Djokovic will not be alone in trying to make tennis history in Melbourne, because for the first time ever in the history of men’s tennis two players will be trying at the same tournament to set a new record for the number of Singles Majors won. In Federer’s continuing absence, Nadal will have the chance to beat Djokovic to the 21 mark by triumphing in Australia over the next fortnight. He has barely played at all since losing to Djokovic at Roland Garros last summer and in addition to his injury travails he contracted Covid over Christmas, so will arrive on court in Melbourne seriously under-prepared and perhaps even “under-cooked”, as Australian sporting parlance would put it. But of course, if anyone can overcome such enormous obstacles, Rafa can.
Thus the stage might just be set, if Djokovic wins his second appeal against deportation and is allowed to compete in Melbourne, for a truly historic occasion at the 2022 Australian Open.

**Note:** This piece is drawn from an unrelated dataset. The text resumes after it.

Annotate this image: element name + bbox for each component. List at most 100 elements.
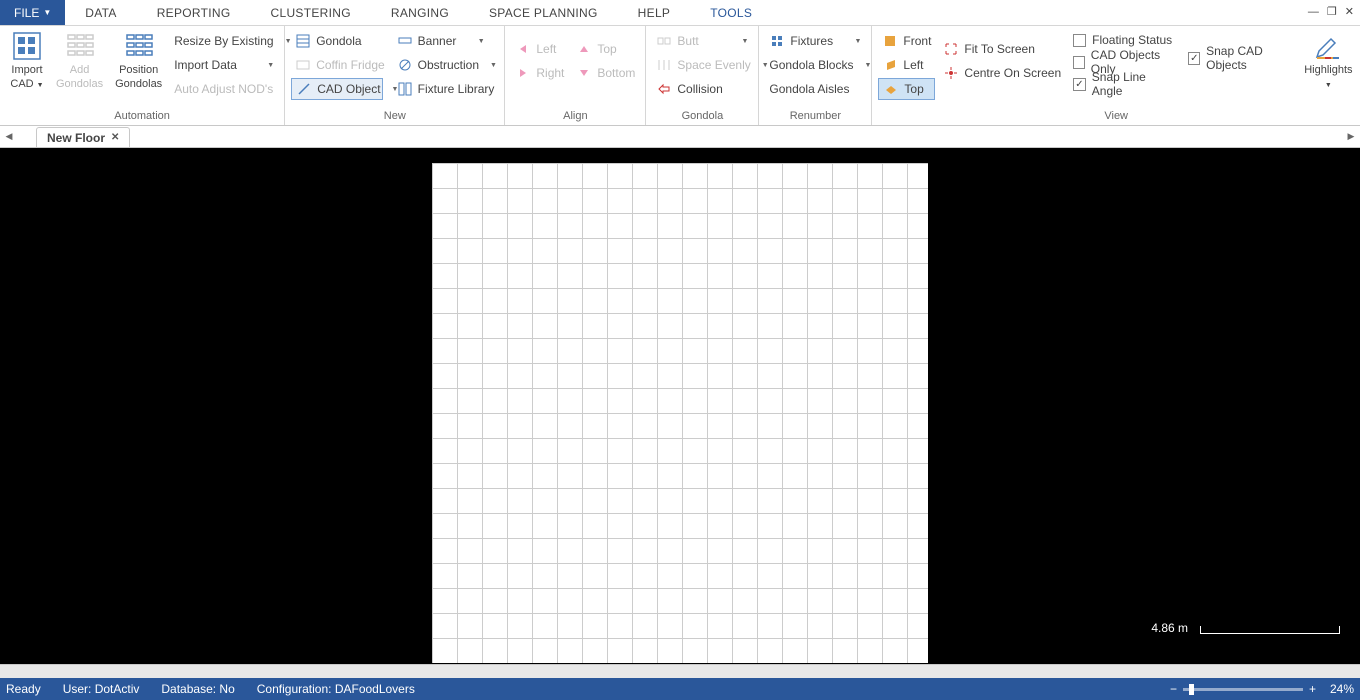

Because they have been drawn in the same half of the draw, Djokovic and Nadal cannot meet in the final, but if they were to meet in the semifinal it would be an Australian Open semifinal that might just match the epic Australian Open final that the two men played a decade ago, which is arguably the greatest men’s Major final ever. If that happens, and the winner goes on to take the title, history truly will be made in Melbourne.